HERE TODAY AND GONE TOMORROW. ИO USE TO MILK IS YOUR SORROW

Somehow, in the second line, they wrote the very first letter backward, like a mirror image. Aggravated by this for the umpteenth time, the priest spins his head around, and the sight is enough to make him fully awake. That backward И . . . How could they be so negligent? You really have to watch them constantly, supervise their each and every step. And since these craftsmen are Jewish, they probably used some sort of Jewish style for the inscription, the letters looking ready to collapse under their frills. One of them had even tried to argue that this preposterous excuse for an N was acceptable—nay, even preferable!—since its bar went from bottom to top, and from left to right, in the Christian way, and that Jewish would have been the opposite.

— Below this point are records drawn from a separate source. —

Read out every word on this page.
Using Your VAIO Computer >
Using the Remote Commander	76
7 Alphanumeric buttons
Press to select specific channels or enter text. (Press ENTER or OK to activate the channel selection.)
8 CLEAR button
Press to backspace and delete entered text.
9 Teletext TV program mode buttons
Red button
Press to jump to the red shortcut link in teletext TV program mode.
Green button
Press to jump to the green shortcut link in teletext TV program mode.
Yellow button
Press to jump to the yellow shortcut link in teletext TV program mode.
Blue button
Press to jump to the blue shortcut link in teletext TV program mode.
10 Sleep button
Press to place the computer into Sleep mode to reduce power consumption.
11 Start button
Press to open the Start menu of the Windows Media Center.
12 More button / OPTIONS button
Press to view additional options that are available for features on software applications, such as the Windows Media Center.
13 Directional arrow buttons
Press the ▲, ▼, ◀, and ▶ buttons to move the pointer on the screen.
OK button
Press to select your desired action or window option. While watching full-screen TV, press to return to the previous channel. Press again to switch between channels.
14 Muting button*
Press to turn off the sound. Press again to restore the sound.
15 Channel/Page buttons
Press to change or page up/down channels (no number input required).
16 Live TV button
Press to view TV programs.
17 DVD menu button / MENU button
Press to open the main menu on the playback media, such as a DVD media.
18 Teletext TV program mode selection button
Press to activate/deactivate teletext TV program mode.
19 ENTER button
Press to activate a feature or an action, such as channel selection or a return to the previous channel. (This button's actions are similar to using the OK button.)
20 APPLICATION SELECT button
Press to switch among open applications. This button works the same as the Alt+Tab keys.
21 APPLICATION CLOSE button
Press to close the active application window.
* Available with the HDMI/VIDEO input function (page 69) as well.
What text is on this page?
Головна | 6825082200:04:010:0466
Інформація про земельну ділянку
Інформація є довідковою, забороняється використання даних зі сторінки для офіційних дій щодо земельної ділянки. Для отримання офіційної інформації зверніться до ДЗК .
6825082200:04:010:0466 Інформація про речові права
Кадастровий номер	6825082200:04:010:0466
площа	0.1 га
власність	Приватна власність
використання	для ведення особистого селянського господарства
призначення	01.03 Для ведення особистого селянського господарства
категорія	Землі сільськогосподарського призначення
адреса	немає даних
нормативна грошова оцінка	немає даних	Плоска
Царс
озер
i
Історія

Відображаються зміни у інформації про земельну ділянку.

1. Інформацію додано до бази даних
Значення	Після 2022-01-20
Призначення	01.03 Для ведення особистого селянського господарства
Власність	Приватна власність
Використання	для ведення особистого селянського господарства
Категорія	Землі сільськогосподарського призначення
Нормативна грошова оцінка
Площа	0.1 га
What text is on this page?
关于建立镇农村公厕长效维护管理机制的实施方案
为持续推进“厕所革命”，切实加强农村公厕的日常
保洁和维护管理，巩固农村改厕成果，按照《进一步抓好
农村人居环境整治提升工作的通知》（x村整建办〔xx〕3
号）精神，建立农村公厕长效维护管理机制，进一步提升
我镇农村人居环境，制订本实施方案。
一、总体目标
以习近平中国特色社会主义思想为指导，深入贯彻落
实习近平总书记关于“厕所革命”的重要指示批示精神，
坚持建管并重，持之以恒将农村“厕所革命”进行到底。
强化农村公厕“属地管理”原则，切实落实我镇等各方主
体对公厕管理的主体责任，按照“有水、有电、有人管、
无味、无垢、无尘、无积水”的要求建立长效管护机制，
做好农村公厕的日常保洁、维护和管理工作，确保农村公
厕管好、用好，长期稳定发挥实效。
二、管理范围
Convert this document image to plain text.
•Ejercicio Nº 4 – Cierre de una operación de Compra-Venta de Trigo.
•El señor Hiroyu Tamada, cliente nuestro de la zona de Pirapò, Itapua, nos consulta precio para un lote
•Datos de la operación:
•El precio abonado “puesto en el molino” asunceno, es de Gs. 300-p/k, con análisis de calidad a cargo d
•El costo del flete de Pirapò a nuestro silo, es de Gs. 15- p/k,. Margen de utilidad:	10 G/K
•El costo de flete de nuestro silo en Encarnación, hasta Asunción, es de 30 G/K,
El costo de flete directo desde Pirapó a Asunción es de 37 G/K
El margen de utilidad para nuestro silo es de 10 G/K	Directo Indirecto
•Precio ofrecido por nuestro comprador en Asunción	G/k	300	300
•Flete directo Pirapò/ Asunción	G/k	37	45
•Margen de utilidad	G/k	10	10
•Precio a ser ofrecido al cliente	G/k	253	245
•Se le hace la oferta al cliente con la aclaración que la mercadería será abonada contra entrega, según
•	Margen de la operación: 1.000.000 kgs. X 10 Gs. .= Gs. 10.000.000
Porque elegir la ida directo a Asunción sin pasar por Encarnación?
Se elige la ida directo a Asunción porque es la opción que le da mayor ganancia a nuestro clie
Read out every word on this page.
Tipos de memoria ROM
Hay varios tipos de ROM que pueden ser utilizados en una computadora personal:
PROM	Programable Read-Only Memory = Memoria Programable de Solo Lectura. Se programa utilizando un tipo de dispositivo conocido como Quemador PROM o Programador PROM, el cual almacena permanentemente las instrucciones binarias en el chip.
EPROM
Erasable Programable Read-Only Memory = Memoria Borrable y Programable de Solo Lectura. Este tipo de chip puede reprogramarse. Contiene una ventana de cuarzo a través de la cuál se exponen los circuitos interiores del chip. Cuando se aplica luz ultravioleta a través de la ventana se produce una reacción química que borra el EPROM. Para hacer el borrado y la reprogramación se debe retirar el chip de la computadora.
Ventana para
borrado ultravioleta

The petty irritation of it has brought him to his senses, and now Father Benedykt Chmielowski, dean of Rohatyn, understands why he felt as if he was still asleep—he’s surrounded by fog the same grayish color as his bedsheets; an off-white already tainted by dirt, by those enormous stores of gray that are the lining of the world. The fog is motionless, covering the whole of the courtyard completely; through it loom the familiar shapes of the big pear tree, the solid stone fence, and, farther still, the wicker cart. He knows it’s just an ordinary cloud, tumbled from the sky and landed with its belly on the ground. He was reading about this yesterday in Comenius.